Accéder au contenu principal

Le champ des contraintes

@home au réveillon


Et hop, just like that, Noël est passé.
Ce n'est pas Noël que j'aime, c'est l'esprit de Noël, c'est la période avant, la période qui suit. Ce sont les lumières dans la nuit, les bougies sur les tables l'odeur du sapin, les épices dans les gâteaux, le vin chaud. 
C'est le moment de l'hiver le plus plaisant, qui est dans l'attente. celui où ont passé Novembre, long, gris et pluvieux. Celui où les jours basculent, on reprend minute après minute de la lumière du jour.
Je suis comme Leonard (de Vincent Delerm), j'ai une sensibilité de gauche.

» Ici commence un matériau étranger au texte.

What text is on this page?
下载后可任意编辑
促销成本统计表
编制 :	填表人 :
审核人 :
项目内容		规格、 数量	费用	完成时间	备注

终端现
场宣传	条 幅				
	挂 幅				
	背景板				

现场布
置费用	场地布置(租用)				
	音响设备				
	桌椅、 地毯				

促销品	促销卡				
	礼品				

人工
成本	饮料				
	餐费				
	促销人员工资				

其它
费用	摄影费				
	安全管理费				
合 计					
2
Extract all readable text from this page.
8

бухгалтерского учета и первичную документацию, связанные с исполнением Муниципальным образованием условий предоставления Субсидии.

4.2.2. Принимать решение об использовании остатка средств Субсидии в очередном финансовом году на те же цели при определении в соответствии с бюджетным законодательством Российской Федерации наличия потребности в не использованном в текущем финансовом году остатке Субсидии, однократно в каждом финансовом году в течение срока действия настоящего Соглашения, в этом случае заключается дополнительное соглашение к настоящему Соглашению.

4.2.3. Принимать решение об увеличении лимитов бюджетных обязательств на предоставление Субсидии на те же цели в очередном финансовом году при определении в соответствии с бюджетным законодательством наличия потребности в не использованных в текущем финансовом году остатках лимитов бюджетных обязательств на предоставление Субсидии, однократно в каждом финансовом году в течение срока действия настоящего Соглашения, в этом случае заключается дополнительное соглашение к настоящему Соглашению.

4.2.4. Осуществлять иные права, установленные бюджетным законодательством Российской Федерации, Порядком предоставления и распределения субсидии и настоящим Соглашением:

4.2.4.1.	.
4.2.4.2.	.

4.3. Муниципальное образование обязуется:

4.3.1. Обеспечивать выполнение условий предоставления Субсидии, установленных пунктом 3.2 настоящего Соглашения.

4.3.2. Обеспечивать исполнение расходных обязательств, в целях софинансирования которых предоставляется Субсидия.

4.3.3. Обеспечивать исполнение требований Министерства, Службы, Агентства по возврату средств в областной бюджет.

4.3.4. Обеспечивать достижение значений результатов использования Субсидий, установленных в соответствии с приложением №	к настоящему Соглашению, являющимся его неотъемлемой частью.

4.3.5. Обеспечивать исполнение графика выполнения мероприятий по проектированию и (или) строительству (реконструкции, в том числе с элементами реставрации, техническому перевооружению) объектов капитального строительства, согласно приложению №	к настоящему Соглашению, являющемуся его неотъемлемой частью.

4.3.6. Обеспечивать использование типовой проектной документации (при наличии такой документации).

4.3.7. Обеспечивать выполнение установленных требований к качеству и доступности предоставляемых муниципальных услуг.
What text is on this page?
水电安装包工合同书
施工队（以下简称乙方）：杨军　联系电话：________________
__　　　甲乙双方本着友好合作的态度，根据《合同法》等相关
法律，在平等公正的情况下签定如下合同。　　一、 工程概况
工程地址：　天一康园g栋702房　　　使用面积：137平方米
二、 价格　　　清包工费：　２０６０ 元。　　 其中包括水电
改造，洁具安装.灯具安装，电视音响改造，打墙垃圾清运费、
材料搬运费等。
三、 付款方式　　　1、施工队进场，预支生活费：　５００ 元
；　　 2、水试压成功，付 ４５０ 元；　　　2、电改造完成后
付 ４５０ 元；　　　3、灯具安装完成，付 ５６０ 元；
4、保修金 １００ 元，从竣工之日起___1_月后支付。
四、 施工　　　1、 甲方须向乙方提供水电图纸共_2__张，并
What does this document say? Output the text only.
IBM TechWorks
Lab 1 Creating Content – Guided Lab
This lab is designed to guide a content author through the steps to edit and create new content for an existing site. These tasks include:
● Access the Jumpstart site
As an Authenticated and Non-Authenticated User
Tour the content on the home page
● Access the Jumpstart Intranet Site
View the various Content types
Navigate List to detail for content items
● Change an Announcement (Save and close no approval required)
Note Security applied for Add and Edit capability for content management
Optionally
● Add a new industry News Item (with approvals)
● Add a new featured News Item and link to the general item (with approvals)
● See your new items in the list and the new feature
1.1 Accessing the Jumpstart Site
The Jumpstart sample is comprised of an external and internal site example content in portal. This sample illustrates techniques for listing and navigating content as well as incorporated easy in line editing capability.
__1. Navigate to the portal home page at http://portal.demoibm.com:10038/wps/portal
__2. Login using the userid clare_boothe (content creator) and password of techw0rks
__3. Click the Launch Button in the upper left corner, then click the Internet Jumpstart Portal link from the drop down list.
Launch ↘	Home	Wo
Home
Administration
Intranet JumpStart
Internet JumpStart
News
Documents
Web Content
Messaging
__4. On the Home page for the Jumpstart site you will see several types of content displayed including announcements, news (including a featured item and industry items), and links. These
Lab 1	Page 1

Et il y a la fête de famille. 
Petit sondage autour de moi, je n'ai pas trouvé parmi les adultes, beaucoup de monde emballé par les fêtes de Noël en famille. Personne ne m'a dit "I can't wait ...". 
Il m'a été raconté plusieurs scénario, qui va du rassemblement élargi au cercle rapproché, avec ou sans alternance : une année dans la sienne, la suivante dans la belle-famille, ou le 24 ici et le 25 là-bas, les cadeaux le soir ou le matin au pied du sapin, la bûche et la dinde, ou carrément autre chose, mais tout le temps abondance, quand ce n'est pas gabegie. 
Le point commun (à tous sans exception) : le champ de contraintes. A la question "que faites-vous pour Noël?", j'ai abord la dynamique des contraintes "ma mère est seule",  "je suis enfant unique", "ma grand-mère est très âgée", "ma femme est très proche de sa famille"... le champ est varié. Si c'était un vrai champ, ce serait un champ de fleurs du Beaufortin en juillet, avec des fleurs sauvages d'altitude en multitudes, si différentes qu'elles donnent ce gout inégalé au Beaufort d'été.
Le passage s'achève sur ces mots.